Repressão às comunidades, rios adoecidos e impactos pela energia eólica
Representando o Movimento dos Rios e Igarapés (MRI), Cleide Alves e Marina Soares denunciaram a ausência de consulta pública e a presença de repressão sempre que as comunidades tentam impedir novos empreendimentos: “Quando dizemos basta, o Estado responde com repressão. Não existe cidade sustentável com rio adoecido. Nós não somos obstáculos — somos raiz. E como raízes, não arredamos.”
Da Articulação Povos de Luta (ARPOLU), Angeliane Alves, da comunidade pesqueira Vila Nova (CE), alertou para o avanço dos parques eólicos territoriais e offshore, que chegam desacompanhados de consulta prévia com exposição real dos danos: “Para nós, tudo começa com especulação imobiliária. O Estado brasileiro nunca nos reconheceu. É um braço das empresas.”
Ela também denunciou como não há nenhum benefício de retorno à comunidade: “A torre está no nosso quintal e nós não consumimos a energia gerada por ela, que se direciona aos data centers de iniciativa privada. Somos obrigados a deixar nossos corpos e territórios.”
Carla Maria reforçou as violações, citando o caso de uma empresa alemã denunciada pela comunidade: “A transição climática justa que a mídia anuncia não existe para nós.
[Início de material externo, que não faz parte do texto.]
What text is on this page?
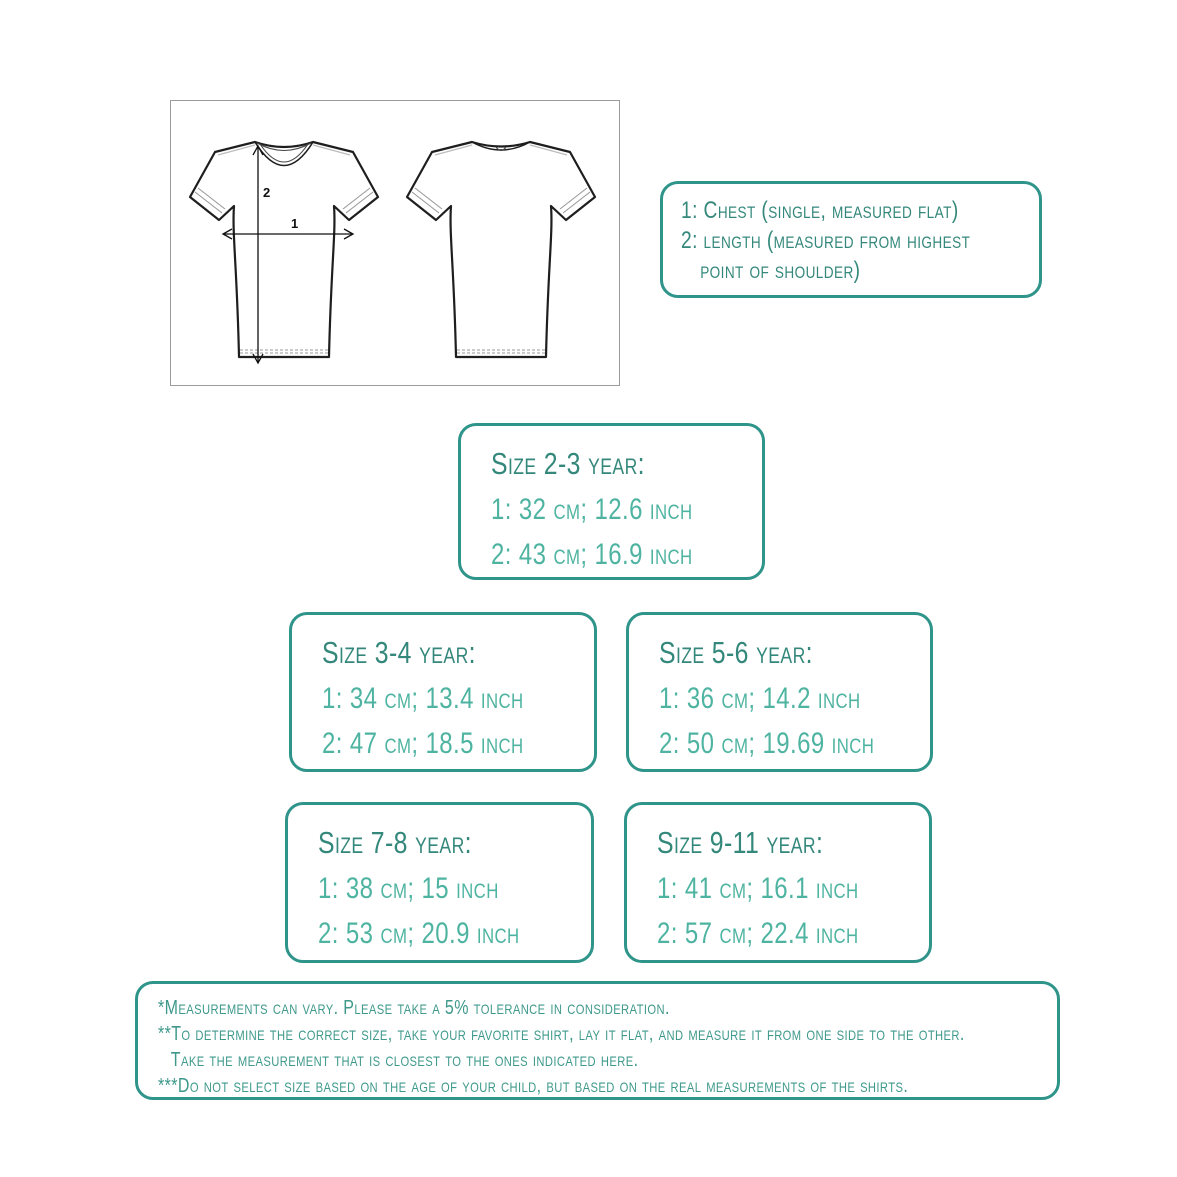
2
1	1: Chest (single, measured flat)
2: length (measured from highest
point of shoulder)
Size 2-3 year:
1: 32 cm; 12.6 inch
2: 43 cm; 16.9 inch
Size 3-4 year:
1: 34 cm; 13.4 inch
2: 47 cm; 18.5 inch
Size 5-6 year:
1: 36 cm; 14.2 inch
2: 50 cm; 19.69 inch
Size 7-8 year:
1: 38 cm; 15 inch
2: 53 cm; 20.9 inch
Size 9-11 year:
1: 41 cm; 16.1 inch
2: 57 cm; 22.4 inch
*Measurements can vary. Please take a 5% tolerance in consideration.
**To determine the correct size, take your favorite shirt, lay it flat, and measure it from one side to the other.
Take the measurement that is closest to the ones indicated here.
***Do not select size based on the age of your child, but based on the real measurements of the shirts.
Onde tem torre eólica, tem gente morrendo de arrependimento de ter aceitado.”
Participação do público evidencia tribunal popular
De Pernambuco, Luiza Cavalcante chamou atenção para a nova onda de projetos que reordenam o território brasileiro sem participação social: “É preciso impedir a recolonização das terras brasileiras, especialmente no Nordeste.” Ela clamou que as companheiras insiram a realidade dos povos impactados pelas linhas de transmissão em seus discursos sobre transição energética.
Perspectivas do júri
O júri foi composto por Guillermo Torres (Proyecto de derechos económicos, sociales y culturales, ProDESC/Iniciativa para la Justicia Transnacional - IJT), Francesco Martone (Juiz do Tribunal Internacional pelos Direitos da Natureza) e Tricia Calmon (Superintendente de Apoio e Defesa aos Direitos Humanos no Governo do Estado da Bahia).
Após a escuta atenta às denúncias, o trio reforçou o caráter estrutural da violência. Enquanto Guillermo se surpreendeu com a quantidade de frentes e com o sofrimento causado pelos impactos que não está sendo considerado, Francesco afirmou não existir diferença entre direitos humanos e direitos da natureza nesse contexto. “O sistema extrativista capitalista viola ambos”, concluiu.
Já Tricia ressaltou o impacto sobre a saúde emocional das mulheres, que não só enfrentam a luta política, como também o cuidado doméstico:
“Nós estamos lidando com uma lógica de desenvolvimento que desconsidera a presença de seres humanos nos territórios. Não tem como recuar, é sobre vida. O adoecimento dessas mulheres é parte da violência do modelo energético.”
Ao final, as lideranças anunciaram que irão se reunir coletivamente com seus movimentos para elaborar respostas e encaminhamentos que irão basear o relatório final.